グループを振り返るというと、リーダー:フランキー・ビヴァリー(Frankie Beverly)の歴史を見ていくことと同様といっても過言ではないだろう。
フランキー・ビヴァリーは1946年12月、フィラデルフィアで生まれる。本名:ハワード・ビヴァリー(Howard Beverly)
。ドゥーワップのグループに入った頃からフランキーと名乗りだしたようだ。それからシルエッターズ(Silhouetters)、ブレンダーズ(Blenders)といったグループに所属した後、17歳でノーザンソウルグループといえるバトラーズ(Butlers)を立ち上げる。そしてフィリーの雄、ギャンブル&ハフ(Kenneth Gamble & Leon A.Huff)のギャンブル・レコーズと契約。グループは、ロウソウル(Rawsoul)と改名することになる。
1971年、グループの活動拠点をサンフランシスコへ移し、オークランドなどで活動。その後、マーヴィン・ゲイ(Marvin Gaye)の前座を勤めるまでに出世。1976年(マーヴィンの名盤『I Want You』が発売された年)、マーヴィンのアドバイスもあり、グループはまたまた改名。メイズ(Maze featuring Frankie Beverly)の誕生である。
1977年『Maze』は、デビュー作でありながら、ゴールドディスクに。作品力を保ちながら、またメンバーチェンジを繰り返しながら80年代を駆け抜ける。その結果、出す作品がすべてゴールド・レコードになるほどの人気を得た。

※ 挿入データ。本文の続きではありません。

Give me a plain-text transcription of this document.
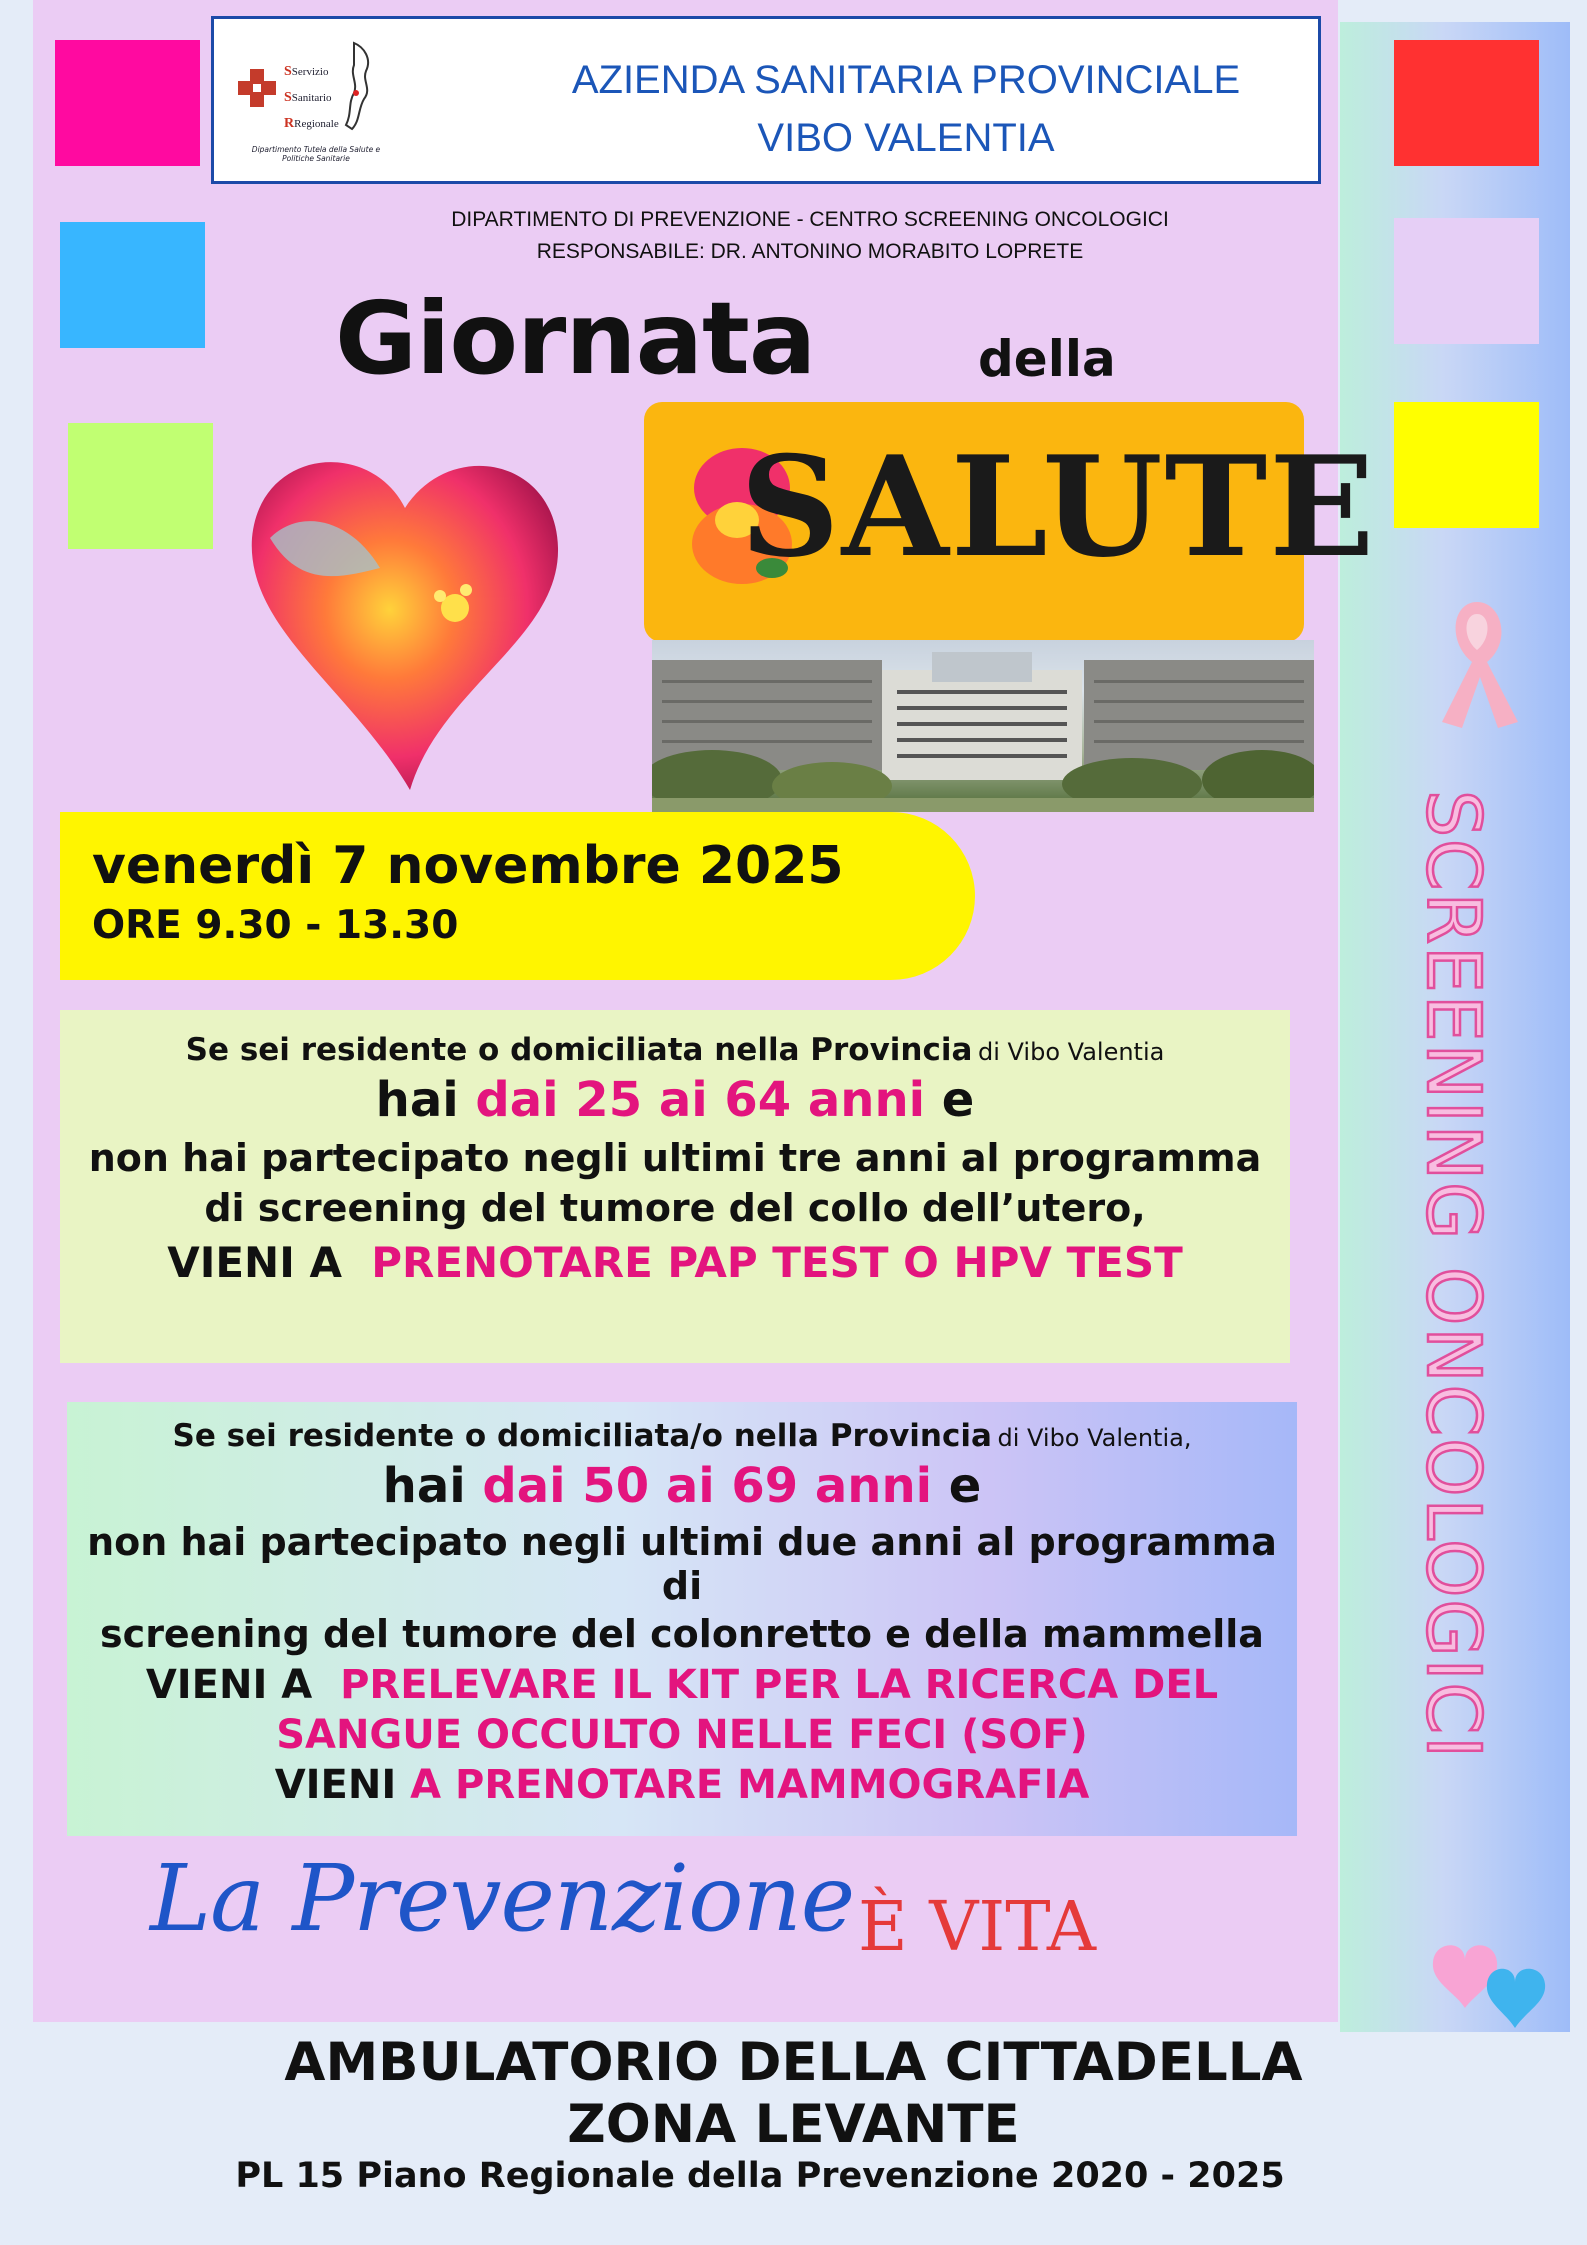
SServizio
SSanitario
RRegionale
Dipartimento Tutela della Salute e Politiche Sanitarie
AZIENDA SANITARIA PROVINCIALE
VIBO VALENTIA
DIPARTIMENTO DI PREVENZIONE - CENTRO SCREENING ONCOLOGICI
RESPONSABILE: DR. ANTONINO MORABITO LOPRETE
Giornata	della
SALUTE
venerdì 7 novembre 2025
ORE 9.30 - 13.30
Se sei residente o domiciliata nella Provincia di Vibo Valentia
hai dai 25 ai 64 anni e
non hai partecipato negli ultimi tre anni al programma
di screening del tumore del collo dell’utero,
VIENI A PRENOTARE PAP TEST O HPV TEST
Se sei residente o domiciliata/o nella Provincia di Vibo Valentia,
hai dai 50 ai 69 anni e
non hai partecipato negli ultimi due anni al programma di
screening del tumore del colonretto e della mammella
VIENI A PRELEVARE IL KIT PER LA RICERCA DEL
SANGUE OCCULTO NELLE FECI (SOF)
VIENI A PRENOTARE MAMMOGRAFIA
La Prevenzione È VITA
SCREENING ONCOLOGICI
AMBULATORIO DELLA CITTADELLA
ZONA LEVANTE
PL 15 Piano Regionale della Prevenzione 2020 - 2025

その人気ぶりは特にライヴにみられた。フランキーが生音を大切にしていることが如実に伝わるのであろう。これを体感するには、DVD化された『Live In Los Angeles』が一番だろう。彼らに引き寄せられることといったら…。映像をあまり引っ張り出さない筆者が、幾度見たことだろうか。あの白一色の衣装の虜になってしまう。「Joy And Pain」での大合唱が焼き付いて離れない。
キャピタルレコードとの契約終了後はワーナーへ移籍。マーヴィンの「What's Going On」にインスパイアされた名曲「Silky Soul」を含んだ同名のアルバムは大ヒット。スタイルを変えずに我が道を行く。まさにブラック・ミュージック界の良心といえるだろう。
2009年には遅すぎるトリビュートがリリース。また、フランキー自身もニューアルバムについての予定を語ってくれていることから、アップデートされた音に出会える日を(本当に発売されることを期待せずに)待ちたい。たまらなく楽しみである。